MANILA – Financial consumers should always consider to change passwords of their bank-related accounts, especially if they suspect that their personal information has been compromised.
This was the advice of the Bangko Sentral ng Pilipinas (BSP) to the public as issues about identity theft continue to rise.
“Identity theft or stealing of personal information to commit fraud is a crime that may seriously undermine a person’s finances, credit history and reputation,” the BSP said.
Aside from changing their passwords, people who suspect that their personal information were compromised need to immediately contact their creditors, initially those where the deceitful transaction transpired.
“The victim should likewise file a complaint before the PNP Anti-Cybercrime Group or the NBI Cybercrime Division and keep a copy of the police report.
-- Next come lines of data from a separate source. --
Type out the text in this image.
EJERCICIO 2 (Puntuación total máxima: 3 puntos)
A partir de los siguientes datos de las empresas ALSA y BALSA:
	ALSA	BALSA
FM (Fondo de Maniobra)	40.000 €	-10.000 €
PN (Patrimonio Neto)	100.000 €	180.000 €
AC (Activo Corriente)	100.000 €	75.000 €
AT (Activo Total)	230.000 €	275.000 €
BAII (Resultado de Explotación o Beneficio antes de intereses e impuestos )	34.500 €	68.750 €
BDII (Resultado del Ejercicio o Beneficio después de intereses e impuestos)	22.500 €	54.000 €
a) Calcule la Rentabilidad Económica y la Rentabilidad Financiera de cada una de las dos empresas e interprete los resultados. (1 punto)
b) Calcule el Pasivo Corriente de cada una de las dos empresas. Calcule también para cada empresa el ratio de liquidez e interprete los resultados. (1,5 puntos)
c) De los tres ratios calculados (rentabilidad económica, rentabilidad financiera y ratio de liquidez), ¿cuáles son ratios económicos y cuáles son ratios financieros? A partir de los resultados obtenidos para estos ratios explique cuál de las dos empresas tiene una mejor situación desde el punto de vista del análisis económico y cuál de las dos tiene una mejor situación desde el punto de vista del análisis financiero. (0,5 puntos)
Said report may be needed for the investigation of identity theft,” the BSP said.
The central bank also urges the public to cooperate with their banks when the latter ask for additional information to further improve security of their accounts and “to actively safeguard personal information to protect themselves from identity theft.”
“Increasing public awareness on frauds such as identity theft is an essential component of the BSP’s financial consumer protection agenda. A well-informed citizenry is essential to maintaining financial stability, which is a key policy objective of the BSP,” it added.
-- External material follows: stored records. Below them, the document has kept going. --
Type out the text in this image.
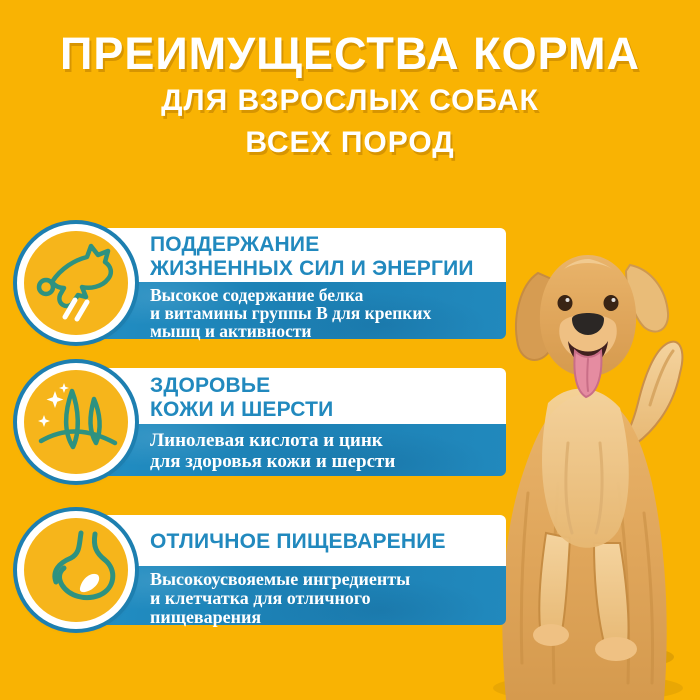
ПРЕИМУЩЕСТВА КОРМА
ДЛЯ ВЗРОСЛЫХ СОБАК
ВСЕХ ПОРОД
ПОДДЕРЖАНИЕ
ЖИЗНЕННЫХ СИЛ И ЭНЕРГИИ
Высокое содержание белка
и витамины группы В для крепких
мышц и активности
ЗДОРОВЬЕ
КОЖИ И ШЕРСТИ
Линолевая кислота и цинк
для здоровья кожи и шерсти
ОТЛИЧНОЕ ПИЩЕВАРЕНИЕ
Высокоусвояемые ингредиенты
и клетчатка для отличного
пищеварения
Identity theft issues have risen and among the reasons is the hacking of the Commission on Elections (COMELEC) website last March, which placed some 55 million voters in jeopardy.
The police has arrested two suspects for the crime, identified as 23-year old Paul Zulueta and 23-year-old information technology graduate Jonel de Asis.
After the incident, banks said they have strengthened their information technology (IT) security to ensure the safety of their client’s personal information.
The BSP, in turn, said it is finalizing regulations targeted to further strengthen bank’s cybercrime maturity.
“We are now working on supplemental or additional regulations to further strengthen and increase the level of maturity of Philippine banks and other financial institutions. We consider it a very serious thing,” BSP Deputy Governor Nestor Espenilla Jr. earlier said.
Espenilla said the central bank conducted a comprehensive cybercrime preparedness assessment among industry players in 2014 “and that is the basis of our subsequent interventions for banks to prepare.”
He said the Bangladesh Bank heist last February, wherein US$ 81 million of the stolen funds ended in the Philippines, “is a good learning experience” to both the BSP and domestic banks.
“(It) made us more aware of the issues and we are happy to say that our banks are resilient to this,” he said.
The central bank official also cited the first-ever cybercrime security forum it participated in in December 2015 as a key in educating bank officials that cybercrime is not just for the information technology (IT) personnel but also the executives, who approve financing for resources to strengthen banks’ systems.